Le problème de la prise de stupéfiants dans les sociétés modernes n'a jamais été résolu et ne le sera probablement jamais entièrement, mais comme le souligne Nathalie Latour, "toute l'approche politique face à ce problème est restée sur des renforcements en grande partie sur le côté de la criminalité, avec des moyens supplémentaires pour la police et la justice. On a avancé de façon très timide sur ce qu'on peut appeler l'aspect "maladie" et donc tout le pan de la prévention, de l'éducation, de la façon d'en parler différemment, en allant vers les jeunes. Ces pans là ont été un peu plus dynamisés ces dernières années, mais il y a une sorte d'omerta sur ce sujet qui empêche d'atteindre correctement le public qui ne se reconnaît pas, particulièrement chez les jeunes."

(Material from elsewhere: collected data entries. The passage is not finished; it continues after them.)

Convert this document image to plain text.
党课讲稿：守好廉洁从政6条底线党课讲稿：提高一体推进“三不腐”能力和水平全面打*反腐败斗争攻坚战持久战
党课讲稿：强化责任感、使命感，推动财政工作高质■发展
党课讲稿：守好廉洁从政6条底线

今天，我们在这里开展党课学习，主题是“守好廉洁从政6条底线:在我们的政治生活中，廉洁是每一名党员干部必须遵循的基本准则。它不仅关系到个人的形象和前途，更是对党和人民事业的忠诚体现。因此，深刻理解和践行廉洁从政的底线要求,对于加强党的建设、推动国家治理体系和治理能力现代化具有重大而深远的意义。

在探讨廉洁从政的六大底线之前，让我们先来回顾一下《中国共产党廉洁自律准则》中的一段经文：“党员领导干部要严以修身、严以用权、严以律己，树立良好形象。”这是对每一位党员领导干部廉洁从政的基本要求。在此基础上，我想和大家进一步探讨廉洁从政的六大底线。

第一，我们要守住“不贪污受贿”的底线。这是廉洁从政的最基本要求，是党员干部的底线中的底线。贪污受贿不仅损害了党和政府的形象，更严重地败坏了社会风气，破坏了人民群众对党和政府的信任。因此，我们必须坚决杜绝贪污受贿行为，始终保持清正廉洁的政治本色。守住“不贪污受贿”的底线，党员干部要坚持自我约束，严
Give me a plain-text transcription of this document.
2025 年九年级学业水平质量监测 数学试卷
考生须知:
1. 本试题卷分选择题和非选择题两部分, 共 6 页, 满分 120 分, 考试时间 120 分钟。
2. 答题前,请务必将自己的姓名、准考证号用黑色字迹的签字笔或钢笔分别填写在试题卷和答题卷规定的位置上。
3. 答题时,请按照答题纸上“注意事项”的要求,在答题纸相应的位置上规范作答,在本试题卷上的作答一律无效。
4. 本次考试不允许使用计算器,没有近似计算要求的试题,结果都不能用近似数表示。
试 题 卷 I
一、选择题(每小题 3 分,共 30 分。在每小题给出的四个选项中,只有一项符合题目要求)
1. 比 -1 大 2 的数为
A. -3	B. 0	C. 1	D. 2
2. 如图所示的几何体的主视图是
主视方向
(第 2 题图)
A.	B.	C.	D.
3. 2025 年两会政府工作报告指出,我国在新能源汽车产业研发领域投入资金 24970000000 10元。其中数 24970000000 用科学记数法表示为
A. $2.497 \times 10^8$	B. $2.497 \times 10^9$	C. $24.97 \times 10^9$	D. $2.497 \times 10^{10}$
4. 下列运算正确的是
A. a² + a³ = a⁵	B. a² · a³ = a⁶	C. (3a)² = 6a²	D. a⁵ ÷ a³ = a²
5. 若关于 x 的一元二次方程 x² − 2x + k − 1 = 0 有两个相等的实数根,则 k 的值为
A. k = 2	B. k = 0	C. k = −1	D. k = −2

La consommation de cannabis, surtout pour les publics jeunes, est un problème sanitaire réel puisqu'elle perturbe la concentration et les apprentissages, empêche un développement correct du cerveau et peut déclencher des pathologies mentales, ce que tous les professionnels de santé soulignent. Le dernier rapport sur le cannabis explique d'ailleurs que la consommation de cannabis chez les jeunes double les risques de schizophrénie, crée des troubles anxieux, dépressifs et augmenterait le risque d'infarctus.
La modification de la législation obligerait les pouvoirs publics à mettre en oeuvre une forme d'éducation à l'usage du cannabis, une sorte de loi Evin du cannabis (…)Caroline Janvier, rapporteur LREM de la thématique "cannabis récréatif"
Nathalie Latour explique donc que le but n'est surtout pas de banaliser le sujet, mais avant tout de sortir d'un discours univoque : "Quand on a des discours très marqués sur le cannabis, en disant seulement "c'est interdit" et en refusant d'en parler autrement, cela empêche toute forme de prévention. En tant que professionnels de santé nous ne sommes pas là pour banaliser cet usage, mais pour parler de la motivation de cet usage. Pour les adolescents il y a les motivations de la transgression pour passer à l'âge adulte, la fête, la détente. Ces motivations doivent être discutées." Sur l'aspect éducatif, la spécialiste précise qu'il est central pour endiguer et prévenir le phénomène : "Même si la consommation est toujours importante chez les moins de 18 ans en France, elle a quand même un peu diminué ces dernières années et nous nous en réjouissons. Les raisons que l'on observe pour expliquer cette diminution sont que les parents d'aujourd'hui ont eux-mêmes expérimenté le cannabis dans les années 90. La façon dont ils se positionnent par rapport à leurs enfants repose donc sur leurs propres expériences. En France, on a tout misé sur l'aspect pénal et pas du tout travaillé l'aspect de l'éducation, alors qu'il est central."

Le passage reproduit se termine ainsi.